Dzięki ruchowi #MeToo historia Moniki Lewinsky z prezydentem Billem Clintonem powraca w centrum uwagi. Lewinsky miała zaledwie 22 lata, kiedy latem 1995 roku pracowała jako nieodpłatna stażystka w Białym Domu dla szefa sztabu Białego Domu Leona Panetty. A jej związek z ówczesnym 49-letnim prezydentem Stanów Zjednoczonych miał miejsce między ’95 a ’97.
Według Washington Post, przeniosła się do płatnej pracy w biurze spraw legislacyjnych Białego Domu, a także rozpoczęła stosunek seksualny z Clinton w listopadzie 1995 roku. Teraz, ponad 20 lat później, Lewinsky jest w stanie zastanowić się nad „rażącym nadużyciem władzy” w kontaktach seksualnych, ponieważ Clinton była jej szefem i była od niej o 27 lat starsza.
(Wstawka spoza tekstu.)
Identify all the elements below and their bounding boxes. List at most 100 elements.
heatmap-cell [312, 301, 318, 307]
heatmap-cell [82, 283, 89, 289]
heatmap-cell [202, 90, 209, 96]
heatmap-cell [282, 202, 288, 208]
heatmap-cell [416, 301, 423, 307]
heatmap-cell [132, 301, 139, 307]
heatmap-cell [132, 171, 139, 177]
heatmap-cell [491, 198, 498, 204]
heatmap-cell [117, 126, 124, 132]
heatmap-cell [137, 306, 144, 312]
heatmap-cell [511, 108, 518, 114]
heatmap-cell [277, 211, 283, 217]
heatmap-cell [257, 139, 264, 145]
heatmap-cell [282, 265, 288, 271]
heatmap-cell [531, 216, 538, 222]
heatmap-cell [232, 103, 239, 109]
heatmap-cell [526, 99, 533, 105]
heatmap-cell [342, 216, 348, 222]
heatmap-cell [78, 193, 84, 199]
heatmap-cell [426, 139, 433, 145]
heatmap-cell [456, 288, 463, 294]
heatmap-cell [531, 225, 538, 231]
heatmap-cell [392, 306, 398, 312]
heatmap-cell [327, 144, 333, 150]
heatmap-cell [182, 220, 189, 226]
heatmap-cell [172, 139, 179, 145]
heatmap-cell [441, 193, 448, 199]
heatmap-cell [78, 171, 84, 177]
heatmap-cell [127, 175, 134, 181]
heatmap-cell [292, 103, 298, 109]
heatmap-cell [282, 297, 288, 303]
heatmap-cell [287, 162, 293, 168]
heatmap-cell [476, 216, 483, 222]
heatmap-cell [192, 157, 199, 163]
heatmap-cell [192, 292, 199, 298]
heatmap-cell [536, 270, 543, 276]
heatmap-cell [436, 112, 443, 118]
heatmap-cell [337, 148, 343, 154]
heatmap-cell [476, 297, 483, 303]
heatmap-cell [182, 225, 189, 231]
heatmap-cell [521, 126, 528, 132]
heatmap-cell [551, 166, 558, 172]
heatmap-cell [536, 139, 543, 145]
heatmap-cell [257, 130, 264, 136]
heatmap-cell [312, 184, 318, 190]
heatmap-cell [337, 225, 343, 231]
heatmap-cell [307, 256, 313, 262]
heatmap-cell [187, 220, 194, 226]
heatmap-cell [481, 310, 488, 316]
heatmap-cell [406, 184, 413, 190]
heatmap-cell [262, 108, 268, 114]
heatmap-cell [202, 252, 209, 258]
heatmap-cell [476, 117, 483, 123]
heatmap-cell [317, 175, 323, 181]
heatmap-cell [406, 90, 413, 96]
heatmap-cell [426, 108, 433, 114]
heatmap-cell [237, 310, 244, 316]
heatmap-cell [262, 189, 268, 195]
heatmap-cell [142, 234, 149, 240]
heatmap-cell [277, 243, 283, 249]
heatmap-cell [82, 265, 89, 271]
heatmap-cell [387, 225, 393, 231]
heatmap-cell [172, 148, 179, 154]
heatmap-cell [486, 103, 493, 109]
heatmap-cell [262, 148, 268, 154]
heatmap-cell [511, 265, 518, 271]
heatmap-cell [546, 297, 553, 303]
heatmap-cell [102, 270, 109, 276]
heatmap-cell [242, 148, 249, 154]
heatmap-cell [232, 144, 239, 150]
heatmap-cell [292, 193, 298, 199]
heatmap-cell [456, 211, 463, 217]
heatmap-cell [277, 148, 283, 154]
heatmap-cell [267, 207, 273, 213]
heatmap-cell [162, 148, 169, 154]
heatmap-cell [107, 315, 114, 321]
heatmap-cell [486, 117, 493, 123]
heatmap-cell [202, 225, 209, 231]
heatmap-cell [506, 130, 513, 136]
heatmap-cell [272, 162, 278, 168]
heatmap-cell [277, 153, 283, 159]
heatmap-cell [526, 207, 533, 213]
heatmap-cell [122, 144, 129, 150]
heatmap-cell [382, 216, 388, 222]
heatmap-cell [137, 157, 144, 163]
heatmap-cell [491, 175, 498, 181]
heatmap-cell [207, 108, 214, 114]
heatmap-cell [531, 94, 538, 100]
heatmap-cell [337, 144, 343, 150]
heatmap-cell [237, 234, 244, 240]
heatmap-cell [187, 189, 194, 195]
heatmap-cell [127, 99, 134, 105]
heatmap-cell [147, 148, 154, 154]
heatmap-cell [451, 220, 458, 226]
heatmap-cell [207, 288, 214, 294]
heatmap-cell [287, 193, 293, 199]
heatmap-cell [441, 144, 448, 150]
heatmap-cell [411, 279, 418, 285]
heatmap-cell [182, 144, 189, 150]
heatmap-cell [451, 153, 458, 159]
W nowym, potężnym eseju na temat Targowisko próżnościLewinsky (obecnie 44 lata) napisała, że teraz zaczyna „rozważać implikacje różnic władzy, które były tak ogromne między prezydentem a stażystą w Białym Domu”.
„Do niedawna (dziękuję, Harvey Weinstein) historycy tak naprawdę nie mieli perspektywy, aby w pełni przetworzyć i uznać ten rok wstydu i spektaklu” – napisała.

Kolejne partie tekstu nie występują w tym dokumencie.